Как отмечает Ланц, «немало написано об этом происшествии и о том влиянии, которое оно оказало на Достоевского, но выяснить подлинную правду попросту невозможно» [Lantz 2004:109]. Раньше некоторые утверждали, что новость о смерти отца вызвала у Федора первый эпилептический припадок, как сообщает в своей книге дочь писателя Л. Ф. Достоевская, однако надежность этого источника ставится под сомнение. Сегодня мало кто верит в эту историю. Вместе с тем смерть отца наверняка глубоко повлияла на Достоевского.

Вероятно, ему было особенно тяжело узнать о случившемся, учитывая, что раньше он постоянно требовал денег, хотя и знал о тяжелом финансовом положении семьи. С точки зрения Фрэнка, Достоевский наверняка опасался, что отец каким-то образом спровоцировал нападение крестьян. Возможно, Федор решил, что из-за его постоянных просьб отец стал жестоко обращаться с крестьянами или заставлял их слишком много работать. Таким образом, он мог испытывать личную вину за предполагаемое убийство отца.

С другой стороны, он мог чувствовать вину за то, что ему не удалось преуспеть в выбранной отцом карьере. В августе 1839 года Достоевский пишет письмо брату Михаилу, где выражает горе из-за смерти отца и беспокоится о благополучии младших братьев и сестер. Но несмотря на чувство вины, он больше не считал себя обязанным исполнять желания отца. Он пишет брату, что освободился от сыновнего долга и может посвятить себя литературе [Достоевский 1972–1990, 28, I: 63]. Мы видим, что смерть отца отозвалась в нем конфликтом чувств: с одной стороны, скорбь и вина, с другой – свобода добиваться собственных целей.

Отец Достоевского – и при жизни, и после смерти – был источником тяжелых воспоминаний.
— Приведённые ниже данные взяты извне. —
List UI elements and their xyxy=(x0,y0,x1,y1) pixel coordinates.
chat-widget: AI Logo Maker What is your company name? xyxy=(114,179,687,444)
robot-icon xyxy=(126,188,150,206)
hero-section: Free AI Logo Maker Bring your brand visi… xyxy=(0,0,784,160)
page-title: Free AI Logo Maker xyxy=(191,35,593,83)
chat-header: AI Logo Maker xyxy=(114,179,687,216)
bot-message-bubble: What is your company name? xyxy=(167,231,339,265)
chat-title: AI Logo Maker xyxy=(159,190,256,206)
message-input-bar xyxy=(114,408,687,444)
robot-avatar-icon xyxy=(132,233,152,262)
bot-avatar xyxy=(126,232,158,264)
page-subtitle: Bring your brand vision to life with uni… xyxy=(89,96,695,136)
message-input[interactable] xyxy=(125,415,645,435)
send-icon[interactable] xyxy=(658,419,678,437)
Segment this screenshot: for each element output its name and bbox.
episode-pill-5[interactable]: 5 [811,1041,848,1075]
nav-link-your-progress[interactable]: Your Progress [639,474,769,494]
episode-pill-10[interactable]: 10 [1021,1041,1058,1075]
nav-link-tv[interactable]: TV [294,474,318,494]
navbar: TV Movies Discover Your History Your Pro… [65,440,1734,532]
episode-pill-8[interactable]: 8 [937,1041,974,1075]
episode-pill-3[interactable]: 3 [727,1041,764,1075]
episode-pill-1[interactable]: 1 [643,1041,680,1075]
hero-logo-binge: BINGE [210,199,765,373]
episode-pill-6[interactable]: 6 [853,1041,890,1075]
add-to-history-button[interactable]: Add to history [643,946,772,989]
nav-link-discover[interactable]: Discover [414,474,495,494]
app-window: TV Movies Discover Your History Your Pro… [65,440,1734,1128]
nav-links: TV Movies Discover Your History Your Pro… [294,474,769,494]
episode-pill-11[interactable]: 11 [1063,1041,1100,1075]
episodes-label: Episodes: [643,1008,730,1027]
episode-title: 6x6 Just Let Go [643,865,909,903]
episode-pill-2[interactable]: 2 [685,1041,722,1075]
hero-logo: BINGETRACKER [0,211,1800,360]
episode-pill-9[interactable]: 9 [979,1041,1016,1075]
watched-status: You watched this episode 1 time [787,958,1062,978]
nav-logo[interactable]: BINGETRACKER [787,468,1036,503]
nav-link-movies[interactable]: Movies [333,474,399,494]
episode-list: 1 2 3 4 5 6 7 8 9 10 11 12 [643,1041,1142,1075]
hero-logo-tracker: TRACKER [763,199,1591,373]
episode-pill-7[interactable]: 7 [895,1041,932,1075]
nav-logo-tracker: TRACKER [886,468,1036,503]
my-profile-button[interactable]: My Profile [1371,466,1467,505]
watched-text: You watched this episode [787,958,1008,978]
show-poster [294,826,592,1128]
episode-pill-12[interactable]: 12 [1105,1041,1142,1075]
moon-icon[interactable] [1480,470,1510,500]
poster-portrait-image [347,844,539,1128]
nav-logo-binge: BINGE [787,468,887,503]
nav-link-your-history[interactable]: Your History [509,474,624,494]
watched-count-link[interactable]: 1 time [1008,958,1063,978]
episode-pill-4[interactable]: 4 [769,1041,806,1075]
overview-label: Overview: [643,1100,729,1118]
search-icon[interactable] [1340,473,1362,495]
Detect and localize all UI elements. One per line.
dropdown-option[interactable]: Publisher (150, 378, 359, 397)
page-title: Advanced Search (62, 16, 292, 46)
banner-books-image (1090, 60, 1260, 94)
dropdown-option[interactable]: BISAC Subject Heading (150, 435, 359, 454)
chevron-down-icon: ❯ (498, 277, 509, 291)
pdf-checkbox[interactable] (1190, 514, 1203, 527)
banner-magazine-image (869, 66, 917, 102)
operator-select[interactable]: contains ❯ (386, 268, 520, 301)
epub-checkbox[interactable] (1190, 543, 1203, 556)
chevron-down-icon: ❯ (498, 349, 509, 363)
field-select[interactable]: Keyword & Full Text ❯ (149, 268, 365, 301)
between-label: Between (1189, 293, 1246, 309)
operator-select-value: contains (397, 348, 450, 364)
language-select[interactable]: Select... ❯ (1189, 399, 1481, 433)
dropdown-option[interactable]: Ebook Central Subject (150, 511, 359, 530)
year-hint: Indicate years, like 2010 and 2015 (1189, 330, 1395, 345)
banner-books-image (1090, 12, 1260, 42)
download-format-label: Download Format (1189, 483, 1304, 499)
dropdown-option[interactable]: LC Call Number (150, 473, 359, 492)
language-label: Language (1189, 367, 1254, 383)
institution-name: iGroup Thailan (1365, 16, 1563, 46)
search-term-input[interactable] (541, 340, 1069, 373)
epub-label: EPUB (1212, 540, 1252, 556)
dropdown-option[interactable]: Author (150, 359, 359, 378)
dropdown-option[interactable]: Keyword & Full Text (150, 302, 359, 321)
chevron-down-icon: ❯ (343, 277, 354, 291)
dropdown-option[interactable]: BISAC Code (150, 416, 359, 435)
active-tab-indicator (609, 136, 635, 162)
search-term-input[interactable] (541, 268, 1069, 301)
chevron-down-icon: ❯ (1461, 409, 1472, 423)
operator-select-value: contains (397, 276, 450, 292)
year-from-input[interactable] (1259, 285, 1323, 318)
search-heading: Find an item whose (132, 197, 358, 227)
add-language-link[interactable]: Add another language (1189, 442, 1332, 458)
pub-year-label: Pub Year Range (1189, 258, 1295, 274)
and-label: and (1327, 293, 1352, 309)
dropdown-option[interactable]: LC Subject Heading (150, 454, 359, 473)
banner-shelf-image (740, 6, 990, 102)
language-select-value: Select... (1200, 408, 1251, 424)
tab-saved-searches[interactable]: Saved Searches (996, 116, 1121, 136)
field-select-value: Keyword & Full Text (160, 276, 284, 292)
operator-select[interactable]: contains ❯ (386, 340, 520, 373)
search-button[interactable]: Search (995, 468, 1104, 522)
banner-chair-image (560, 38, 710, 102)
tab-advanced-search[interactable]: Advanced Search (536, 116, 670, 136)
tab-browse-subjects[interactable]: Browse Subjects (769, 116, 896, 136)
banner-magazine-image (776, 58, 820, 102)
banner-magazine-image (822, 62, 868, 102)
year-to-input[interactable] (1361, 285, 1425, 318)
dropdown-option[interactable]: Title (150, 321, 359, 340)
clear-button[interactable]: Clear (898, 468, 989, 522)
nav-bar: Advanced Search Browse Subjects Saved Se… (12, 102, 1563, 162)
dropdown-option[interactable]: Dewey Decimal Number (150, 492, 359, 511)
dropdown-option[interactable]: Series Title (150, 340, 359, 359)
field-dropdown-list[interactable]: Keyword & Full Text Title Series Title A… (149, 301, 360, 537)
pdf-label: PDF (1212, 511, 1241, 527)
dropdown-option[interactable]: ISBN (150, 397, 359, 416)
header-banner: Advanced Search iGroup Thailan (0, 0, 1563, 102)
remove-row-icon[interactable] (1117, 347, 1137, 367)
Однако будущий писатель в детстве столкнулся и с другими травматичными ситуациями. Так, его девятилетнюю подругу жестоко изнасиловал пьяный незнакомец. Достоевский побежал за отцом, но тот пришел слишком поздно, и девочка скончалась [Lantz 2004]. Позднее Достоевский признавался, что память об этой трагедии преследовала его всю жизнь.

Еще одно травмирующее событие предположительно случилось, когда ему было шесть лет. (Не вполне ясно, действительно ли оно имело место, потому что Достоевский упоминает эту историю только в «Дневнике писателя», который является скорее художественным произведением, чем дневником в привычном смысле этого слова.) Когда маленький Федя играл в лесу возле Дарового, у него случилась слуховая галлюцинация. Он бросился за помощью к крепостному по имени Марей, который его успокоил, – и для Достоевского это стало доказательством, что у русских крестьян от природы доброе сердце. Возможно, чувство страха и облегчения сыграло свою роль в формировании националистических взглядов, сложившихся у него во взрослой жизни (мы вкратце затронем эту тему).

Что же Достоевский вынес из детства? Судя по сохранившимся письмам, прежде всего это любовь к чтению и близкая дружба с братом Михаилом. Братья постоянно обсуждали прочитанные книги и события из своей жизни. Неудивительно, что смерть Михаила стала для Достоевского тяжелым ударом, ведь их отношения были дороги ему и в интеллектуальном, и в эмоциональном плане. Можно предположить, что именно в детстве, под влиянием авторитарного отца, у Достоевского стало складываться определенное отношение к властям. Однако здесь мы вынуждены полагаться на его художественные произведения, потому что в сохранившихся письмах он ни разу не говорит о своем отце. Не сохранилось упоминаний, чтобы эта тема всплывала в разговорах. Если уж на то пошло, он также не упоминал о матери и других братьях и сестрах.